Exogenous control over model training is a significant one, particularly in the context of adaptive learning systems. Ideally, a model should be able to self-monitor its performance and trigger retraining cycles when necessary, rather than relying on external intervention. Here are some strategies to address this problem:

1. Self-Monitoring and Adaptive Retraining: Implement mechanisms within the model that allow it to assess its own performance against predefined metrics or benchmarks. If the model detects a drop in performance or a mismatch between its predictions and actual outcomes, it could initiate a retraining process.

2. Continuous Learning: Instead of periodic retraining, the model could be designed to learn continuously from new data. This approach, often referred to as online learning or incremental learning, allows the model to adapt in real-time as new information becomes available.

3. Automated Feature Extraction: The model could be equipped with the ability to identify and extract new features from the data that are relevant to the task at hand. This would enable the model to adapt to changes in the data distribution or to new patterns that emerge over time.

4. Meta-Learning: Incorporate meta-learning techniques that enable the model to learn how to learn. This could involve adjusting the learning rate, batch size, or other hyperparameters dynamically based on the model's performance.

5. Anomaly Detection: Implement anomaly detection algorithms that can identify when the model's performance is deviating from expected norms. This could serve as a trigger for retraining when the model encounters data that is significantly different from what it was trained on.

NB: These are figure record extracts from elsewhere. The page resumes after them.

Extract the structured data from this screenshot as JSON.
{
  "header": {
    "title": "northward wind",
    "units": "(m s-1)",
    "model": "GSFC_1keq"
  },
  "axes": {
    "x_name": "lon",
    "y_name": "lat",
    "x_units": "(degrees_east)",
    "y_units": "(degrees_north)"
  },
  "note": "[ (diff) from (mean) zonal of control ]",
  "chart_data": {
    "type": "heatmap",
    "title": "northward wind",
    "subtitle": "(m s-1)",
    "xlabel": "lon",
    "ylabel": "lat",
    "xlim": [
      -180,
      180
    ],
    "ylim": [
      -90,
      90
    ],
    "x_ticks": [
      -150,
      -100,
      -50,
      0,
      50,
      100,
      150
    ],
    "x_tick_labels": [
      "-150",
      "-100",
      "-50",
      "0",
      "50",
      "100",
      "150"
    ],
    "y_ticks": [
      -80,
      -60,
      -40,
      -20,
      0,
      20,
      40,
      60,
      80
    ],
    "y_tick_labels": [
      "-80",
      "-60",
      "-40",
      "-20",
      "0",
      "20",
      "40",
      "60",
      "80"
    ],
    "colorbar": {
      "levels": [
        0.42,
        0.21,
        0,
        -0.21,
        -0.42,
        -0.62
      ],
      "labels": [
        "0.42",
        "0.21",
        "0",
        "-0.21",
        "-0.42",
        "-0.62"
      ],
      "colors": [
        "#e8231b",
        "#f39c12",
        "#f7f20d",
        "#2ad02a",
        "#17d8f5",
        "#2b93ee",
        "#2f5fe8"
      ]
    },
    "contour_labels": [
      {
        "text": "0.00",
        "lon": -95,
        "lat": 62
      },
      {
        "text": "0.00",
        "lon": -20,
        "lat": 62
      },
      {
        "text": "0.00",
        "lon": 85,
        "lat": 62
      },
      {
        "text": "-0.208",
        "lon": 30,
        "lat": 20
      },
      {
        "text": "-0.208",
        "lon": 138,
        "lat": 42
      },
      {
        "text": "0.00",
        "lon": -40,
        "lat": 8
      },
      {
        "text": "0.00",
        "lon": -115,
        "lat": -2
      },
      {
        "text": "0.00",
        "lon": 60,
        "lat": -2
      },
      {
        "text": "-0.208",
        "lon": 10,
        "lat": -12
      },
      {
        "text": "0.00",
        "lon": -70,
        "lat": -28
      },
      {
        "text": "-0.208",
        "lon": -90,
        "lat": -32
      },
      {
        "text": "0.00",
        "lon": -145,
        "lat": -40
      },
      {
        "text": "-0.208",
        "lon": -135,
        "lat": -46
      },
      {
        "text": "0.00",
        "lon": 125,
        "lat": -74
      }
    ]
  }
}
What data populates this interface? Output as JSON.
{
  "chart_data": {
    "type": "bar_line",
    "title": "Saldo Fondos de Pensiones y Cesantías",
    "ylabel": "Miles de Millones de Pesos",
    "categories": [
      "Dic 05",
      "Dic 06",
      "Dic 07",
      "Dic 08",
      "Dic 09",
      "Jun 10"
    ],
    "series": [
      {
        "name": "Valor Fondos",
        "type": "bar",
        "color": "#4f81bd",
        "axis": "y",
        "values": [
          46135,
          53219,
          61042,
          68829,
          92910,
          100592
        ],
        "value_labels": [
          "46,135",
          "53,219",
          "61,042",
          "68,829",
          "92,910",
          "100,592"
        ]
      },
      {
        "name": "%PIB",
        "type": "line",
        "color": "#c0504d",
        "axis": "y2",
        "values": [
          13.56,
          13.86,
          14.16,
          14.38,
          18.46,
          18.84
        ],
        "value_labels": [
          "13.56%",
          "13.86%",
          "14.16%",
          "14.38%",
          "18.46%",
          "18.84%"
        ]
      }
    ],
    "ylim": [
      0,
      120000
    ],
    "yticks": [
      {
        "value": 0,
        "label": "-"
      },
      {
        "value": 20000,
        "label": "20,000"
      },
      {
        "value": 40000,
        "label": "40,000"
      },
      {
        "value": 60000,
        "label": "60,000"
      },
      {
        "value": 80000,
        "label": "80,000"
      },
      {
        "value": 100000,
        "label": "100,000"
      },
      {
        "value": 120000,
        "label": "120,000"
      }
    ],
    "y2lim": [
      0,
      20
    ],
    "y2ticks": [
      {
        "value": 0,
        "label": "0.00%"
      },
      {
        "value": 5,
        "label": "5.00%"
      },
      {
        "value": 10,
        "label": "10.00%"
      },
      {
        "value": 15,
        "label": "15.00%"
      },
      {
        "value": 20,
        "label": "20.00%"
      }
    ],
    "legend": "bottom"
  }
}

6. Reinforcement Learning: Use reinforcement learning to allow the model to optimize its own retraining schedule. The model could be rewarded for maintaining high performance and penalized for overfitting or underfitting, leading it to learn the optimal retraining strategy.

7. Human-in-the-Loop: While the goal is to make the model more autonomous, incorporating a human-in-the-loop can provide a safety net. Human experts can review the model's self-assessment and intervene if necessary, ensuring that the model's self-training decisions are aligned with organizational goals and ethical considerations.

8. Data Drift Detection: Monitor for changes in the data distribution over time, a phenomenon known as concept drift or data drift. When significant drift is detected, the model can be retrained to ensure it remains relevant and accurate.

9. Model Explainability: Enhance the model's explainability to understand why it is making certain decisions about when to retrain. This transparency can help in validating the model's self-training logic and in making adjustments if needed.

10. Experimentation and A/B Testing: Implement an experimentation framework that allows for A/B testing of different retraining strategies. This can help in empirically determining the most effective approach for the model to self-train.